Rohstoff-Imperialismus:

BAYER & Co. rüsten auf

Den großen Konzernen drohen schon bald die Rohstoffe auszugehen. Darum nehmen sie für die Nachschubsicherung zunehmend auch das Militär in die Pflicht.

Von Jan Pehrke

Erdöl stellt für BAYER & Co. die mit Abstand wichtigste Rohstoff-Quelle dar. Über drei Prozent der Jahresproduktion geht an die Chemie-Branche. Allein die bundesdeutschen Multis brauchen per annum 14 Millionen Tonnen des Stoffes, dessen weltweite Reserven bereits zu ca. 40 Prozent ausgeschöpft sind. Der Leverkusener Multi kann seinen Bedarf noch ca. 20 Jahre decken, prognostizieren die Konzern-Strategen, dann dürfte es knapp werden. Deshalb plädieren sie schon einmal fürs Umverteilen und fordern, „einen größeren Anteil des Rohöls für die chemische Industrie zu verwenden“ statt es - etwa in Heizungen - „einfach zu verfeuern“.

Bereits jetzt führt die Abhängigkeit von dem kostbaren Gut zu Kräfte-Verschiebungen auf dem Weltmarkt. So haben die Förderländer ihre Einnahmen genutzt, um eigene Industrien aufzubauen und so die Wertschöpfungskette zu verlängern. Besonders die in den Vereinigten Arabischen Emiraten ansässige INTERNATIONAL PETROLEUM INVESTMENT COMPANY (IPIC) entwickelt sich mehr und mehr zu einem Ernst zu nehmenden Konkurrenten für die westlichen Unternehmen. Sie hält seit längerem eine Beteiligung an der österreichischen Firma BOREALIS und kaufte jüngst den bundesdeutschen Anlagebauer FERROSTAL sowie den kanadischen Konzern NOVO. Auch mit BAYER begann die IPIC Verhandlungen. Sie wollte laut IPIC-Direktor Khadem Al Qubaisi allerdings nicht die wirtschaftskrisen-geschüttelte Kunststoff-Sparte BAYER MATERIAL SCIENCE erstehen, wie Beobachter sofort vermuteten, sondern mit dem Leverkusener Multi über ein Gemeinschaftsprojekt in Abu Dhabi sprechen. Für solche „Kooperationen, die einen Zugang zu Rohstoffen ermöglichen würden“, zeigte sich BAYER-Chef Werner Wenning in einem Interview mit der Börsen-Zeitung mehr als offen. Es bleibt ihm auch nicht viel anderes übrig. Als Investoren fürchtet er die arabischen Konzerne zwar nicht, aber: „Etwas anderes ist es, wenn gerade dort, wo billige Rohstoffe verfügbar sind, neue Produktionsstätten aufgebaut werden. Dann entsteht eine neue Wettbewerbssituation“. Und wenn die westlichen Firmen sich dieser nicht mehr so ganz stellen mögen, müssen sie nach dem Motto „If you can‘t beat them, join them“ eben auf IPIC & Co. zugehen. Das kann für Wenning jedoch nicht alles sein. „Gleichzeitig müssen wir eine dauerhafte Rohstoff-Versorgung zu günstigen Preisen sicherstellen“, dekretiert er.
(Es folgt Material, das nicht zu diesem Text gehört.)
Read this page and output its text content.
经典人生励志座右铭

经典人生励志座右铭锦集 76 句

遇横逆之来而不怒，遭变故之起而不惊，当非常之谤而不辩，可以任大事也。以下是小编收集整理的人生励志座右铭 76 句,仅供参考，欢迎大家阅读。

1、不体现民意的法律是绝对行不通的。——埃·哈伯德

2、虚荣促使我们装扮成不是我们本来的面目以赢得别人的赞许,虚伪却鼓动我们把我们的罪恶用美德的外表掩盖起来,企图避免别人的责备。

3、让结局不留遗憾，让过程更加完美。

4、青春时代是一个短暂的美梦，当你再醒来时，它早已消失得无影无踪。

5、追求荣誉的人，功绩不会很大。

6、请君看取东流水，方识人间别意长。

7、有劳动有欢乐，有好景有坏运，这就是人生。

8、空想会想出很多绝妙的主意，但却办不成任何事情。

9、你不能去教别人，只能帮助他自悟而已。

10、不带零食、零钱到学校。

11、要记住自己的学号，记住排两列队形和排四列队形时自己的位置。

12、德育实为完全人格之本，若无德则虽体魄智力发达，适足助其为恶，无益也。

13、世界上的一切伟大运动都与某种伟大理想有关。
Diese Ansicht teilt er mit seinen Kollegen vom „Bundesverband der deutschen Industrie“ (BDI). Bereits im Jahr 2005 setzte dieser das Thema auf die Agenda und veranstaltete einen Rohstoff-Kongress, auf dem auch der damalige Bundeskanzler Gerhard Schröder sprach - heute hauptberuflich mit der Ressourcen-Sicherung für die Wirtschaft befasst. Seine Nachfolgerin Angela Merkel besuchte 2007 das zweite Gipfel-Treffen und versicherte BAYER & Co. ebenfalls ihren Beistand. Ihrer Ansicht nach wurde „die Betrachtung der Politik, dass sich die Wirtschaft darum schon ganz allein kümmern kann, nicht mehr den aktuellen Gegebenheiten gerecht“, weshalb sie die Rohstoff-Versorgung nunmehr als „nationales Interesse“ in den Rang eines Staatsziels erhob. Im von der Bundesregierung eingerichteten „Arbeitskreis Rohstoffe“ kann der „Ausschuss Rohstoffpolitik“ des BDI seither seine patriotische Gefühle für Öl, Erdgas, Kupfer, Zink, Nickel und Wolfram ausleben und zudem auf den schwarz-gelben Koalitionsvertrag bauen. „Der Zugang zu Rohstoffen und deren verlässliche Verfügbarkeit sind für die deutsche Industrie mit ihren Produkten der Hoch- und Spitzentechnologie von besonderer Bedeutung und unverzichtbare Ziele der Außenwirtschaftspolitik“, heißt es in dem Dokument.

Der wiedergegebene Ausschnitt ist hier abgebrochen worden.